Darbelerden çok şikayetçi olan AKP İktidarının 11 yıllık yönetimleri boyunca 'Darbeleri Önleme' adına neler yaptığına beraberce bakalım;
*Parasız Eğitim istedikleri için, iki yıldır hapiste tutulan yüzlerce üniversite öğrencisinin gördükleri işkence ve zulüm demokratik rejimlerde olmaz,
'Sivil Darbe' dönemlerinde olur.
* Genelkurmay Başkanının 'bildiri' yayınlaması, üstelik 'ben yaptım' diye efelenmesi, bir odaya kapandıktan sonra demokrasi ürünü olduğunu söyleyen Başbakan'ın '27 Nisan bir darbe girişimi değildir' demesi, demokratik rejimlerde olmaz, 'Sivil Darbe' dönemlerinde olur.
*Devlet Bankalarından verilen usulsüz kredilerle kendi yandaş medyasını oluşturmak, demokratik rejimlerde olmaz, 'Sivil Darbe' dönemlerinde olur.
*Devlet kadrolarını Cemaat-Tarikatlar arasında paylaştırmak, demokratik rejimlerde olmaz, 'Sivil Darbe' dönemlerinde olur.
*Ana Muhalefet Partisi Genel Başbakan'ının ve Muhalefet Partisi Başkanlık Divanının tamamına yakınının 'kaset görüntüleri' ile siyaset dışına itilmeleri ve bunu tezgahlayanların bulunmaması ve böyle ciddi bir olayın 'Faili Meçhul' kalması demokratik rejimlerde olmaz, 'Sivil Darbe' dönemlerinde olur.
*Her seçim öncesi PKK yöneticileri ile anlaşıp 'ateşkes' ilan etmek ve oy toplamak, sonrasında ise vatan evlatlarının ölmesine izin vermek, demokratik rejimlerde olmaz, ihanetin tavan yaptığı 'Sivil Darbe' dönemlerinde olur.
*Kendi iktidarınıza karşı tehdit olarak gördüğünüz kişileri, sahte dijital deliller oluşturup, yıllarca hapiste tutmak, demokratik rejimlerde olmaz, adaletin yerlerde süründüğü 'Sivil Darbe' dönemlerinde olur.
*Devlet gücünü kendi çıkarları için kullanarak, insanları 'vergi denetim elemanları' ve 'cemaat polisleriyle' baskı altına almak, demokratik rejimlerde olmaz, korku toplumu demek olan 'Sivil Darbe' dönemlerinde olur.
*Başbakanların çok kısa sürede dünyanın en zengin siyasetçileri arasına girmeleri ve servetlerinin hesabını verememeleri demokratik rejimlerde olmaz, 'Sivil Darbe' dönemlerinde olur.

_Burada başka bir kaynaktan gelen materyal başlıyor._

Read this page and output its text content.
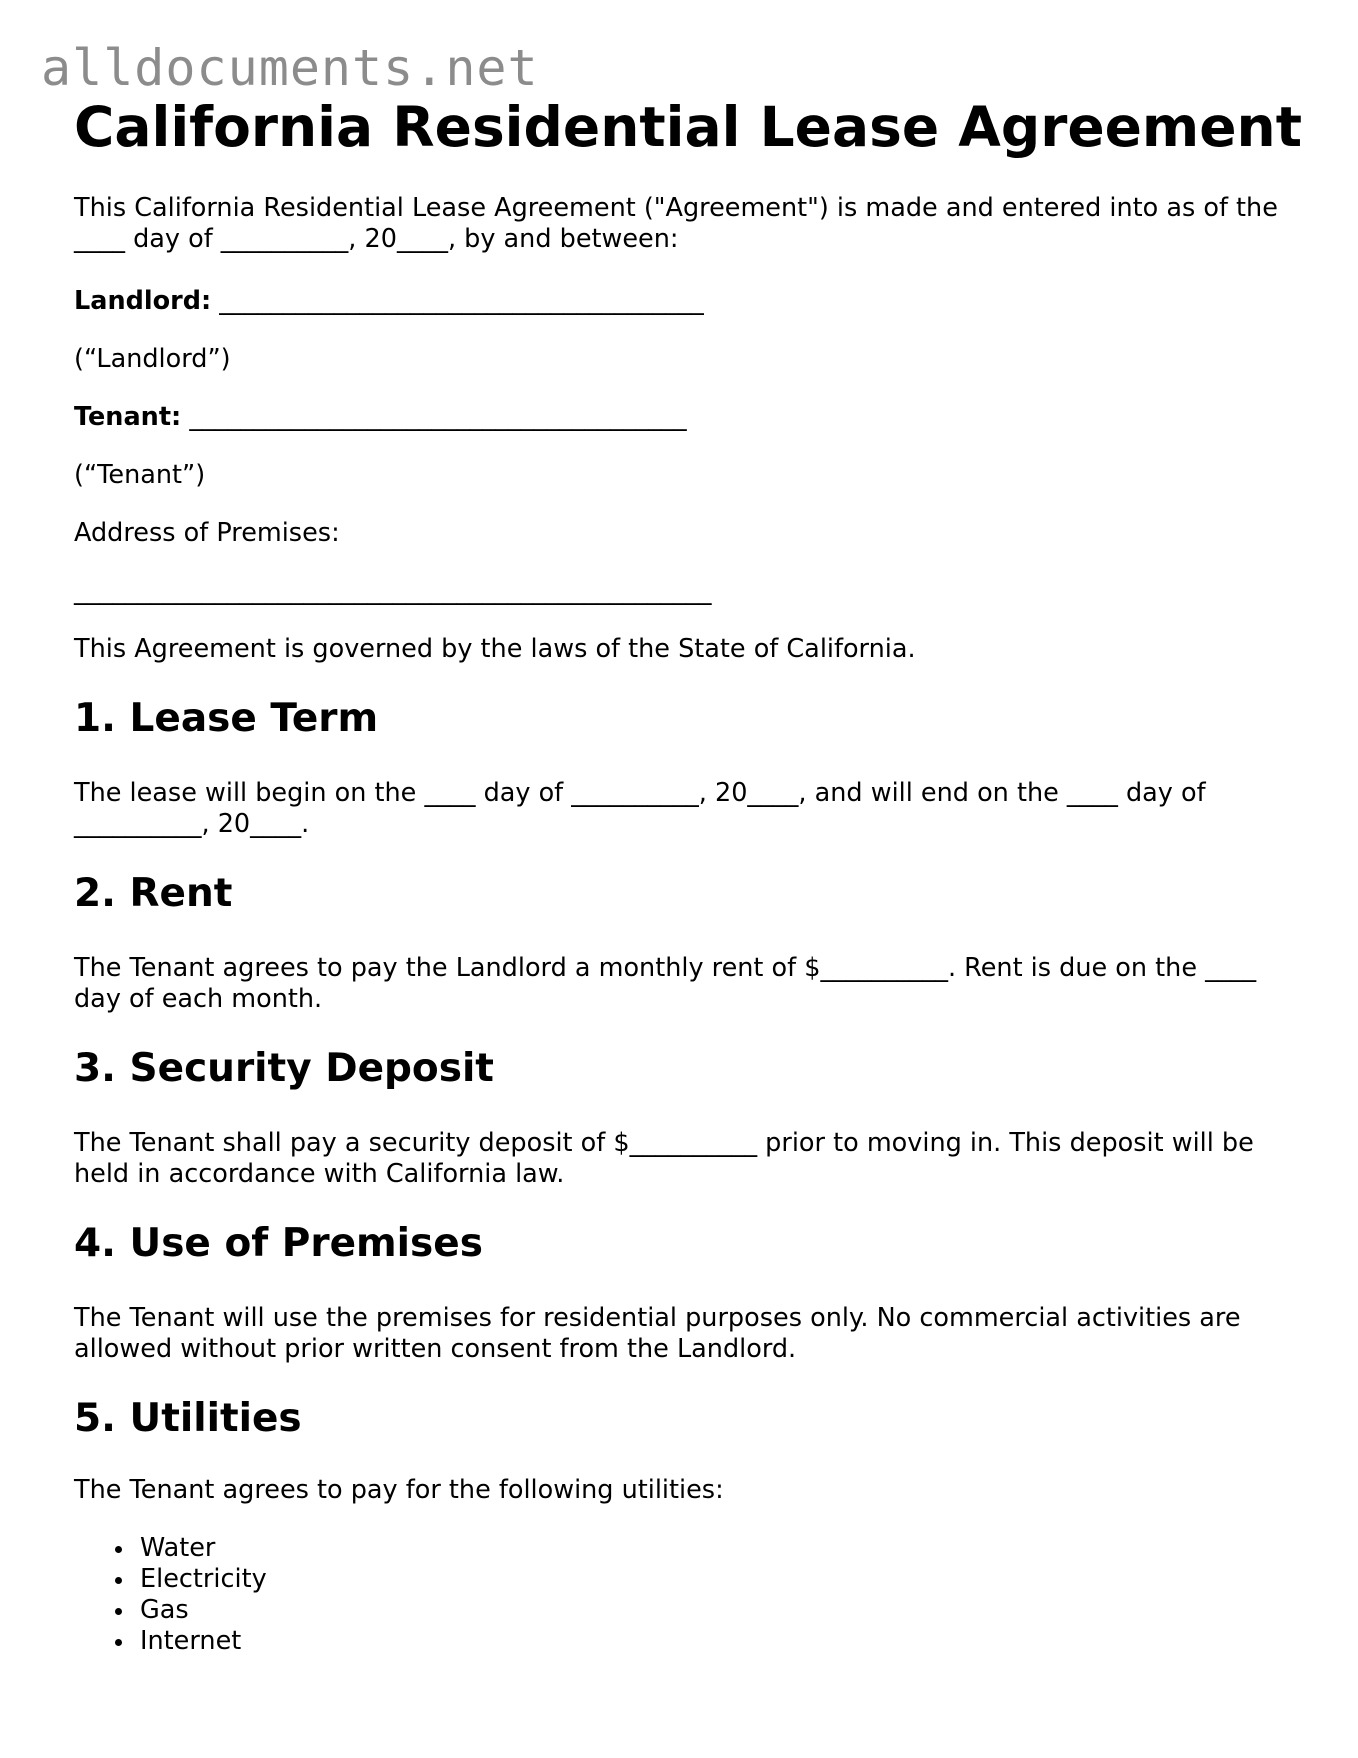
alldocuments.net
California Residential Lease Agreement

This California Residential Lease Agreement ("Agreement") is made and entered into as of the ____ day of __________, 20____, by and between:

Landlord: ______________________________________

(“Landlord”)

Tenant: _______________________________________

(“Tenant”)

Address of Premises:

__________________________________________________

This Agreement is governed by the laws of the State of California.

1. Lease Term

The lease will begin on the ____ day of __________, 20____, and will end on the ____ day of __________, 20____.

2. Rent

The Tenant agrees to pay the Landlord a monthly rent of $__________. Rent is due on the ____ day of each month.

3. Security Deposit

The Tenant shall pay a security deposit of $__________ prior to moving in. This deposit will be held in accordance with California law.

4. Use of Premises

The Tenant will use the premises for residential purposes only. No commercial activities are allowed without prior written consent from the Landlord.

5. Utilities

The Tenant agrees to pay for the following utilities:

Water
Electricity
Gas
Internet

*İnsanların 'sadaka' paralarını toplayıp, bu paraları kendi siyasi emelleri için metresleriyle birlikte kullanmak ve bu hırsızlığı yapanları korumak, demokratik rejimlerde olmaz, ahlakın iflas ettiği 'Sivil Darbe' dönemlerinde olur.
*Hırsızlık yapanları, devleti dolandıranları, belediye soygunları ile köşe dönenleri, dokunulmazlık zırhı ile sarıp-sarmalayıp, millete namus satmak
demokratik rejimlerde olmaz, 'Sivil Darbe' dönemlerinde olur.
Sayın AKP Milletvekilleri;
Lafla demokrat olunmaz. Demokrasi 'Hamilelik' gibidir. Azı, çoğu olmaz.
Ya hamilesinizdir, ya değilsinizdir. Ya demokratsınızdır, ya değilsinizdir. İcraatlarınıza bakınca sizin hamileliğiniz gizlenemez hale gelmiş durumda, karnınız burnunuzda, doğurmak üzeresiniz. Doğumunuz çok sancılı geçecek.
Eee ne demişler, tenhada öpüşen- aleni doğurur. Demokrasilerde hiçbir şey gizli kalmaz. Herkes hesap vermek zorundadır, bundan kaçış yoktur.
Aklınızı başınıza alın, kendinizi kurtarın.